The reviews of Energy Secretary Steven Chu's House testimony are still rolling in, and it's looking like consensus is being manufactured: Not since Ollie North won America's hearts with his ramrod testimony on some Iran-Contra stuff that nobody cared about has a presidential henchman turned bilge water into such toothsome eau de toilette.

Reuters says Chu is "unlikely to take the fall for taxpayer losses on a $535 million loan guarantee to the failed solar company [Solyndra]."

Talking Points Memo is more effusive about Chu's testimony on Solyndra, a maker of novelty solar panels heavily promoted and partially owned by cronies of President Obama. "In a spectacular case of instant karma," writes TPM tech reporter Carl Franzen, "House Republicans' plan to roast Chu….appears to have backfired. Chu seems reinvigorated in his effort to make the U.S. into global clean energy leader….while Republicans seem at odds with their own message."

With prose like that you can see why Franzen's novel The Corrections was a bestseller and critical favorite.
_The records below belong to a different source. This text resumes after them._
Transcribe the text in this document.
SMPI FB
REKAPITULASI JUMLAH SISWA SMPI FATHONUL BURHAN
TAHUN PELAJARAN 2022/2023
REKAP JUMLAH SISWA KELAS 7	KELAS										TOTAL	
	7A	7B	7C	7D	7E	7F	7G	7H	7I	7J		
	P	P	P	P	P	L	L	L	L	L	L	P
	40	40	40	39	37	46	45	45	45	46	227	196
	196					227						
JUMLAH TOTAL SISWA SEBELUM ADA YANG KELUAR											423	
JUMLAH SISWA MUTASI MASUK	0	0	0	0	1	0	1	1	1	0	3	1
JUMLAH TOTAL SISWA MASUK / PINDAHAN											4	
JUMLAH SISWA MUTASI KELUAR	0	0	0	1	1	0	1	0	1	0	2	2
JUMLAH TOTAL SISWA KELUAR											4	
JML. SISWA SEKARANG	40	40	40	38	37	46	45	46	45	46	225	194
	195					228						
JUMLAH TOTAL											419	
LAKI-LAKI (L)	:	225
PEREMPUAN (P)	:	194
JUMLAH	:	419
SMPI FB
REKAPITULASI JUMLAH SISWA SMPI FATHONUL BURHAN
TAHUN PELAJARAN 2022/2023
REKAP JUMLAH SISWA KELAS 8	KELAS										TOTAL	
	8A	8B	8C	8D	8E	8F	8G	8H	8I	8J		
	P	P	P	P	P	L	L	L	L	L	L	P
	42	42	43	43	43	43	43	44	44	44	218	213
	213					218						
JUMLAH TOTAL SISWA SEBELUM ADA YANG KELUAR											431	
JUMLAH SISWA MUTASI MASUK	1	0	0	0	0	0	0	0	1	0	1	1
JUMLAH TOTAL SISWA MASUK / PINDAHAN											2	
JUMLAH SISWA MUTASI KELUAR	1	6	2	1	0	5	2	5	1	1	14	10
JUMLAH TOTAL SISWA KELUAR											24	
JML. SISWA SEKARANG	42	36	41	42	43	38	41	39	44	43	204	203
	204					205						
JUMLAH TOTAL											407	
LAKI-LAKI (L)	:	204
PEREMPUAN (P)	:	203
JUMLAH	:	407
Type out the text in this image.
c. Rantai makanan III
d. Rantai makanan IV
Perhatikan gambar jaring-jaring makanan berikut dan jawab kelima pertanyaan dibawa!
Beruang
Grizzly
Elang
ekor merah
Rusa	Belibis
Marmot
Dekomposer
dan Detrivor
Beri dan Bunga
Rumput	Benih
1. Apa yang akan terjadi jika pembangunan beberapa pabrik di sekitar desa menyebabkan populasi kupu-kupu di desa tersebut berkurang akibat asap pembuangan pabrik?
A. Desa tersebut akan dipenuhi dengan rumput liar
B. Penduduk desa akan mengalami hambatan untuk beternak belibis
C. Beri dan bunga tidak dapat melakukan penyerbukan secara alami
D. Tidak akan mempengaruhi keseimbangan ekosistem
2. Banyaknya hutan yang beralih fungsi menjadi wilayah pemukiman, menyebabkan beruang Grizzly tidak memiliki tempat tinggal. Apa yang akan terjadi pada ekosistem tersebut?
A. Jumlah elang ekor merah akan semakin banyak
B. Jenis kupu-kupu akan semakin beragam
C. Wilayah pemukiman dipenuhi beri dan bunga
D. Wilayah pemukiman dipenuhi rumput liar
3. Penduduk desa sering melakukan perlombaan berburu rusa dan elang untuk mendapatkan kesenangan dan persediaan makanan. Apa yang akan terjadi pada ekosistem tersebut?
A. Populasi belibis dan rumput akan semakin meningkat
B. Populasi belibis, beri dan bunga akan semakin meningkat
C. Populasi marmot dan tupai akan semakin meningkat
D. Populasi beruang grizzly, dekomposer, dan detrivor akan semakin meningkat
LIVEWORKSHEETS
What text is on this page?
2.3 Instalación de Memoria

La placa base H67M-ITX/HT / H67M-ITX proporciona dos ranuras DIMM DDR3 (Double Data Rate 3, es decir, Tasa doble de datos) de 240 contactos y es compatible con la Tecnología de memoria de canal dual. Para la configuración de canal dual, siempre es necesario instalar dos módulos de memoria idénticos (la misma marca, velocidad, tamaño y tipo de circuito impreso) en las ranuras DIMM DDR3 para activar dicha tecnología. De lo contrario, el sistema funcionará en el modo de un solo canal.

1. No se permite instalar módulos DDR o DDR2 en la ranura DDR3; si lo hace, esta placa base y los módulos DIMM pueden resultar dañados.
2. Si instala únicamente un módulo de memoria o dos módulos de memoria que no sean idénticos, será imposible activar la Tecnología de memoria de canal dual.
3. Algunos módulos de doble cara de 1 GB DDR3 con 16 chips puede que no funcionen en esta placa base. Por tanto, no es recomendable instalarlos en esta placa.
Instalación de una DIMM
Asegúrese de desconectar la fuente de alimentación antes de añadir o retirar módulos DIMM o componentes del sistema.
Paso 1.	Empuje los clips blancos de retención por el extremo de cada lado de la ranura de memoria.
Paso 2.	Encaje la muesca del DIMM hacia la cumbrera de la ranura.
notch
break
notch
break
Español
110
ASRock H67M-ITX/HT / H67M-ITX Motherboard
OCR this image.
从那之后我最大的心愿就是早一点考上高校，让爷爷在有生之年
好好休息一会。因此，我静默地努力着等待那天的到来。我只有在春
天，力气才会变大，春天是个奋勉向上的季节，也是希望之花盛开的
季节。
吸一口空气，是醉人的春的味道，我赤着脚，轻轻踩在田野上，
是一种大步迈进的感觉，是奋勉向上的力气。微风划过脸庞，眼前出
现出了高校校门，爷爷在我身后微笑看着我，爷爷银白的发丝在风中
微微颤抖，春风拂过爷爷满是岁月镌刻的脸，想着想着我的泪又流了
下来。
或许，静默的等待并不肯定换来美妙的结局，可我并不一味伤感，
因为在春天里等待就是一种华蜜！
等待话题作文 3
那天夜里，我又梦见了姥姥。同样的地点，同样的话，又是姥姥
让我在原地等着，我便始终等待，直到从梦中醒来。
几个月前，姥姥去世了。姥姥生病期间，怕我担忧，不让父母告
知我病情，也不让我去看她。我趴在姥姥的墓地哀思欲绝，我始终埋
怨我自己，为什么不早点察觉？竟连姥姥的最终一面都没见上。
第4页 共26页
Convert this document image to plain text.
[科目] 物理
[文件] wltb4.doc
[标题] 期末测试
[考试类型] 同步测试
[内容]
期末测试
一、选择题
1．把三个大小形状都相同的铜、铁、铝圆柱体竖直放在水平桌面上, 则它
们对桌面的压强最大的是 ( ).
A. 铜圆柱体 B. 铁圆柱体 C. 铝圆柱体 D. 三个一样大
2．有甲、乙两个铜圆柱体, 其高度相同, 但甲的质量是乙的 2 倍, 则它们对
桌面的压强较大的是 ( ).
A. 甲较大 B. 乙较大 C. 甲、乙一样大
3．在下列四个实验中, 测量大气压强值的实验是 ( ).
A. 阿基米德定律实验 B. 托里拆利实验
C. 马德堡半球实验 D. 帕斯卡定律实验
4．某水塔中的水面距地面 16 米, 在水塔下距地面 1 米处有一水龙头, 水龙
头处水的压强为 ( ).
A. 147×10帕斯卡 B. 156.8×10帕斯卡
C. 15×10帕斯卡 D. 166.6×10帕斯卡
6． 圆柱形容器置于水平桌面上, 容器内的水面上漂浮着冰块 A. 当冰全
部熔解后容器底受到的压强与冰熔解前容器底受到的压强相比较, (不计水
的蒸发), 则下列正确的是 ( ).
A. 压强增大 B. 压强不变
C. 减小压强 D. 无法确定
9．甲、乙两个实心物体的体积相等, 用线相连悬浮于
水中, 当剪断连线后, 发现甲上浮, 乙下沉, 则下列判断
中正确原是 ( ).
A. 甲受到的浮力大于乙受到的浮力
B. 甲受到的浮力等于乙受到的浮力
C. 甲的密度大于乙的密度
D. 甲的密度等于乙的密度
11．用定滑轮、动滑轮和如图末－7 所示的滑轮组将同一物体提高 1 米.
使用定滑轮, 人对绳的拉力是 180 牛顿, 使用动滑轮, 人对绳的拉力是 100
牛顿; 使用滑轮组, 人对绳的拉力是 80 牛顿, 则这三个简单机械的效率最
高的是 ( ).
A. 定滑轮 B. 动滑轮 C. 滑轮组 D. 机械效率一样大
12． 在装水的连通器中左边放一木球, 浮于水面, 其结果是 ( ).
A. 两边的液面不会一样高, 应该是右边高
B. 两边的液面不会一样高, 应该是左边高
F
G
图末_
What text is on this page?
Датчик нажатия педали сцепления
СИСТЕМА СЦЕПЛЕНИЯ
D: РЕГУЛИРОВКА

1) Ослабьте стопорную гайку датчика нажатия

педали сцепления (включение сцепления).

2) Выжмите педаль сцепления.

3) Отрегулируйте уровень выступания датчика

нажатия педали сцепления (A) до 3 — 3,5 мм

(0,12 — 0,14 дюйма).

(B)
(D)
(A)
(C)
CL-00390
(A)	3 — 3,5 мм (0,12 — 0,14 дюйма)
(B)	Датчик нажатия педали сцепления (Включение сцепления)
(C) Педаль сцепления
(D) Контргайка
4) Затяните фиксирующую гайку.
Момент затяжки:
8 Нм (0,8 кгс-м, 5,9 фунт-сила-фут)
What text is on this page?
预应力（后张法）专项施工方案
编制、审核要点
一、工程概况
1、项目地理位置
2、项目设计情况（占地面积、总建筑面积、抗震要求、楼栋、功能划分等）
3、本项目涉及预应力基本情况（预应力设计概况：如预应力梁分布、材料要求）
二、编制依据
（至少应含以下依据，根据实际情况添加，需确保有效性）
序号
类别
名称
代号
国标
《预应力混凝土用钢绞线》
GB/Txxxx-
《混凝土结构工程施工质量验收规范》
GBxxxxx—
But if you hung around (as I did) past the second hour, you know Chu's performance only "shines" in comparison to those of other Solyndra witnesses: Jonathan Silver, administrator of the Department of Energy's loan guarantee program, left to pursue other interests. Deputy assistant Treasury Secretary for fiscal operations Gary Grippo and Federal Financing Bank CFO Gary Burner looked like Mutt and Jeff while spilling details on the still-unexplained 2011 restructuring of Solyndra's loan. Solyndra executives Brian Harrison and W.G. "Bill" Stover invoked their Fifth Amendment right against self-incrimination.

In that context, Chu's testimony was a success. House Republicans did not trip him up on anything overtly criminal, though they still have plenty of open questions. And Chu did not tell an immediately provable lie until after he was dismissed by Congress, in response to a question from the Examiner's Phil Klein.

I reiterate that Solyndra is primarily a bureaucratic rather than a criminal scandal. There may have been crimes committed, but the most fruitful line of inquiry has consistently been standard congressional oversight of executive branch management that can most charitably described as incompetent.